Manaus/Am - Os advogados do ex-prefeito Adail Pinheiro, Dr. Francisco Balieiro e Fabricio Parente concederam na tarde desta quinta-feira (26), uma entrevista coletiva com o objetivo de esclarecer as dúvidas que foram levantadas pela ouvidora nacional da Ssecretaria Especial de Direitos Humanos, Irani Bacci, referentes à extinção total do processo que o levou para a prisão.
De acordo com os advogados, o caso de Adail em específico preenche todos os requisitos do indulto presidencial que beneficia anualmente várias pessoas no Brasil inteiro que estejam respondendo com restrições de liberdade.
Para Francisco Balieiro, a ouvidora nacional estaria opinando sobre um processo no qual ela não tem conhecimento, e com isso levantando dúvidas e questionamentos que já não cabem no caso específico de Adail Pinheiro.

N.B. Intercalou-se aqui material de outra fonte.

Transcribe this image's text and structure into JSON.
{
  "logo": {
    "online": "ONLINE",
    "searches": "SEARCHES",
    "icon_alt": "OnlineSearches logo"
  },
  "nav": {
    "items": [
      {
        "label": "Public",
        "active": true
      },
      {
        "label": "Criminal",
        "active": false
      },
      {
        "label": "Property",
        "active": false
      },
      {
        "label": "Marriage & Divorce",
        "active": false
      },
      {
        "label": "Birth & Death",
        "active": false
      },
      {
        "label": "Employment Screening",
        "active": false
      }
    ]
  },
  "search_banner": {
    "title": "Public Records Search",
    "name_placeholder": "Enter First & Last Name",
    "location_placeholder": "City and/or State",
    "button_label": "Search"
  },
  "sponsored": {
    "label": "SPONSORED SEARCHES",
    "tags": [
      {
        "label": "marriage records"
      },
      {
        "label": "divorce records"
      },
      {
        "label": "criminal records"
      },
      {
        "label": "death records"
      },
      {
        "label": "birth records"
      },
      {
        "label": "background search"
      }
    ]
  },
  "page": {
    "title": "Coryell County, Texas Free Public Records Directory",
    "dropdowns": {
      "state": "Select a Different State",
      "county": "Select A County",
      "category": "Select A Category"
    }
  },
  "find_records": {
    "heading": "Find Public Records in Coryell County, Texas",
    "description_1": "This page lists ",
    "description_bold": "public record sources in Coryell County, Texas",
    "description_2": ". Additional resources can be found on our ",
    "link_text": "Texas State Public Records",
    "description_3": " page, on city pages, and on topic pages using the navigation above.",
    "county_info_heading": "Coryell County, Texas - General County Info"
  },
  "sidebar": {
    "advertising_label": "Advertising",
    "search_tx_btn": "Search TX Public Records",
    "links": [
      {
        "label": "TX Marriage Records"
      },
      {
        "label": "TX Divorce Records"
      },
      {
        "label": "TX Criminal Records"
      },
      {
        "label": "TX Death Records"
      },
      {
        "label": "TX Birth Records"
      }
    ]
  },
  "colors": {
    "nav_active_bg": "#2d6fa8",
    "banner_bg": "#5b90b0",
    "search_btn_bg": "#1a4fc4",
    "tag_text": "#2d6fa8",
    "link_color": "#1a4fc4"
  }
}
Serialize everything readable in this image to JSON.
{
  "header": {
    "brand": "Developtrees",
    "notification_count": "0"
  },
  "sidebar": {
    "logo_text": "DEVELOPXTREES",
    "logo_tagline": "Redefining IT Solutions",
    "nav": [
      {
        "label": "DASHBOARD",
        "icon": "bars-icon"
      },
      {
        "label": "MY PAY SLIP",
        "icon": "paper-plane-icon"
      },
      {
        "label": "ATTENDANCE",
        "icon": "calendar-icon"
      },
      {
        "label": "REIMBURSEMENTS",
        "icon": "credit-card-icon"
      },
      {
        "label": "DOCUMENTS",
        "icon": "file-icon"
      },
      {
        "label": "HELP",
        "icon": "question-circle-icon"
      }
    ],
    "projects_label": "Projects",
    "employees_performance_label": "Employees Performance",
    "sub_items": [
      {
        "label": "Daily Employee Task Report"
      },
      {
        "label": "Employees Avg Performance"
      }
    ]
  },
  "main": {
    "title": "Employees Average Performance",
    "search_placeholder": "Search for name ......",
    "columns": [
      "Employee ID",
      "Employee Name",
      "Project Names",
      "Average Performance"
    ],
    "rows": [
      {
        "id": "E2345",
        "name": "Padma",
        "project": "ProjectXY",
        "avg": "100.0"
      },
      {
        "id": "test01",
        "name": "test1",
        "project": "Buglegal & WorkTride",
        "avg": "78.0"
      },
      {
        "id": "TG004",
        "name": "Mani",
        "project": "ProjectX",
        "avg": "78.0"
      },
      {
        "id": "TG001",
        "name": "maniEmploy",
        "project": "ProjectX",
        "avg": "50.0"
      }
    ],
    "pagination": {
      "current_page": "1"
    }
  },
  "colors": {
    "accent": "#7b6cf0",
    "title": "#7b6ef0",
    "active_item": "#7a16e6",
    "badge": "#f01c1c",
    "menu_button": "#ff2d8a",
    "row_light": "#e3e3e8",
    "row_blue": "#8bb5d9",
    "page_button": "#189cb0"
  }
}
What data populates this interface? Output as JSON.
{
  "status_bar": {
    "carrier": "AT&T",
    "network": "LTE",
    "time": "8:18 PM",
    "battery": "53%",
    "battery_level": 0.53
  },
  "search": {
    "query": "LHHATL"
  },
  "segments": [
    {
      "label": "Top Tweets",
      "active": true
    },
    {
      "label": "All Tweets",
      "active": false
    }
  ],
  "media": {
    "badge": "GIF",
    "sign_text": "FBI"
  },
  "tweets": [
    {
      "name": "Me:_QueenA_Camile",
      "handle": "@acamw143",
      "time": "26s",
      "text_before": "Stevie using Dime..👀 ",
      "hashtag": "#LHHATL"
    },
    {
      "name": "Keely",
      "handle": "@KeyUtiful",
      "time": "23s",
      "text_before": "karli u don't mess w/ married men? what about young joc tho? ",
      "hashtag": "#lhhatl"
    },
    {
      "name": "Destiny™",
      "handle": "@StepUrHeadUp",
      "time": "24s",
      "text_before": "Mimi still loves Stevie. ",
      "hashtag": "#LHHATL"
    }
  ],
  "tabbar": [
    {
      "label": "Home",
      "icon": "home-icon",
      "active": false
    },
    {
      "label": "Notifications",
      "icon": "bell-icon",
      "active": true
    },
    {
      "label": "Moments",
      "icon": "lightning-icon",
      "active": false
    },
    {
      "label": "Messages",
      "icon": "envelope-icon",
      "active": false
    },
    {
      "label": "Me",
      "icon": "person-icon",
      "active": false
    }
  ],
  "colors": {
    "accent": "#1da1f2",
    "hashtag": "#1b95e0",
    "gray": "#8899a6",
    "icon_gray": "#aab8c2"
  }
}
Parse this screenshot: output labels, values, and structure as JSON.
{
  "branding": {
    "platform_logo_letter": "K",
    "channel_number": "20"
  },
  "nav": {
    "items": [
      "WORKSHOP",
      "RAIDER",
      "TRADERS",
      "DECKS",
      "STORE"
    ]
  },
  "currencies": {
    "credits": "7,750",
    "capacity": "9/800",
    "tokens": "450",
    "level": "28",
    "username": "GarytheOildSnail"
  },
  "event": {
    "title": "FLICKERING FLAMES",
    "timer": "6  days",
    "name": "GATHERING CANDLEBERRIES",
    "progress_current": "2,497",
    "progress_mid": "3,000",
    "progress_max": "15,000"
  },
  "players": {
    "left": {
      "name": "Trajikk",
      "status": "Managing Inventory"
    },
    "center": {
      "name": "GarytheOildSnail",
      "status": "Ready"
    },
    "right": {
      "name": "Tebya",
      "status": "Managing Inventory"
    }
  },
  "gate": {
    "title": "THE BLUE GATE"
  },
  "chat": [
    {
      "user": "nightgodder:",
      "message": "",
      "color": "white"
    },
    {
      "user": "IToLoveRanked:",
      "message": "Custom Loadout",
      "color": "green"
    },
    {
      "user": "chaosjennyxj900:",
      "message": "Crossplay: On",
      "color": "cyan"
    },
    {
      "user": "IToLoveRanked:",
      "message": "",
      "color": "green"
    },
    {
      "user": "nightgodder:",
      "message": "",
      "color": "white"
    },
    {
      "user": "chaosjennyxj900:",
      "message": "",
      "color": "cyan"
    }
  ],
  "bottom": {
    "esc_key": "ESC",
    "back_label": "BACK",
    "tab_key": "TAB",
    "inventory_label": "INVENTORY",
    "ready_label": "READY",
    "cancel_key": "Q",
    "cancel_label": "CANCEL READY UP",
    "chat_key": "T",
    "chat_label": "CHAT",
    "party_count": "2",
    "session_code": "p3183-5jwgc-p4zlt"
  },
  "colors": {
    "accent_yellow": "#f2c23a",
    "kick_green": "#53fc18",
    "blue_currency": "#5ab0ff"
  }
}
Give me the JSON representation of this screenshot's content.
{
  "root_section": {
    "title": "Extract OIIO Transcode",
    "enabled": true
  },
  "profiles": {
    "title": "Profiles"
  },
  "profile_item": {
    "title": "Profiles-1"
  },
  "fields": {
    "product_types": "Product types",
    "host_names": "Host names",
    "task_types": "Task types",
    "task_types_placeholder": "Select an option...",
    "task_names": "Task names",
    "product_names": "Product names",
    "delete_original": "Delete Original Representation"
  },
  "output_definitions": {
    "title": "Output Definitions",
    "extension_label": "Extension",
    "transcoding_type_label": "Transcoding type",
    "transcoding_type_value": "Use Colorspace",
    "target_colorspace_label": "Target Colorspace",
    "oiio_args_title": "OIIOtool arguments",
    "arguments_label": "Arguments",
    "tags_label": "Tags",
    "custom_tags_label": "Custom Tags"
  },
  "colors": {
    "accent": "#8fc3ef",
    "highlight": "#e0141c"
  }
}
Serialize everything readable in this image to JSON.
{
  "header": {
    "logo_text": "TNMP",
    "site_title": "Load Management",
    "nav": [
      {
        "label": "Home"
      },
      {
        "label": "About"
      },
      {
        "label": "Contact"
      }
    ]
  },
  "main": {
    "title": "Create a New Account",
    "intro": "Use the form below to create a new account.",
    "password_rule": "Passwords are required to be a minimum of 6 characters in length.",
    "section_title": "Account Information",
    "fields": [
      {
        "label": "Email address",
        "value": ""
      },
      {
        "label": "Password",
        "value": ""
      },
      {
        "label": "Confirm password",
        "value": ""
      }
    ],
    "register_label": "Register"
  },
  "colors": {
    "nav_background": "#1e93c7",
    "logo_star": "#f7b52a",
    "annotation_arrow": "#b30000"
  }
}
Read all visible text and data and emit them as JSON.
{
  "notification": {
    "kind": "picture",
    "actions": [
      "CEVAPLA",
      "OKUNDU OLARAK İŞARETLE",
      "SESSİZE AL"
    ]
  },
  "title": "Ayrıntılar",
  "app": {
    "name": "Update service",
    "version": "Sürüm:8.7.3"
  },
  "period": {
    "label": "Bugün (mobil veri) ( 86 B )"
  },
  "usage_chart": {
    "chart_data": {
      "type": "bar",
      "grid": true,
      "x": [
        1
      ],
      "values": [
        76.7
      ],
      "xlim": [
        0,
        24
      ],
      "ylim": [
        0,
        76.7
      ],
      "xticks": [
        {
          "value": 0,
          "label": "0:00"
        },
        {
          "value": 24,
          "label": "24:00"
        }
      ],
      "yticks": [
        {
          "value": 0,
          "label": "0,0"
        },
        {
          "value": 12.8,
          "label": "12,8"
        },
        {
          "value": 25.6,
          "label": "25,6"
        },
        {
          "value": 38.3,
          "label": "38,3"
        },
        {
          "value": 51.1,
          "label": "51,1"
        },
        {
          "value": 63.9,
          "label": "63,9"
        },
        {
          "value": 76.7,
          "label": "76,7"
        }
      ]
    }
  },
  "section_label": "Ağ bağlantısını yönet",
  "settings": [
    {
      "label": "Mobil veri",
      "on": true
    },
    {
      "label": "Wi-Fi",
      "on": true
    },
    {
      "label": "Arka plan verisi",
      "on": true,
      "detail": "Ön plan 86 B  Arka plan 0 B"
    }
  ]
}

“A ouvidora está dando opinião referente a um processo que ela não conhece, afinal de contas ele corre em segredo de justiça e caso ela tenha tido acesso ao mesmo (o processo) cometeu um crime. Acredito que o intuito da ouvidora foi o de aparecer, já que ela realmente não tem domínio sobre o que está falando”, explicou Balieiro.
Ainda segundo os advogados do ex-político, o processo no qual Adail foi condenado é uma ‘aberração jurídica’, uma vez que não há vitimas no processo. O advogado Fabrício Parente, explicou que o caso se fundamentou em escutas telefônicas e que as ‘personagens' nunca foram localizadas. Ainda de acordo com Parente, apenas uma adolescente foi ouvida na época, no entanto, foi categórica ao afirmar que não havia praticado sexo com o ex-prefeito e que nunca ocorreu prostituição ou qualquer tipo de pagamento desta natureza.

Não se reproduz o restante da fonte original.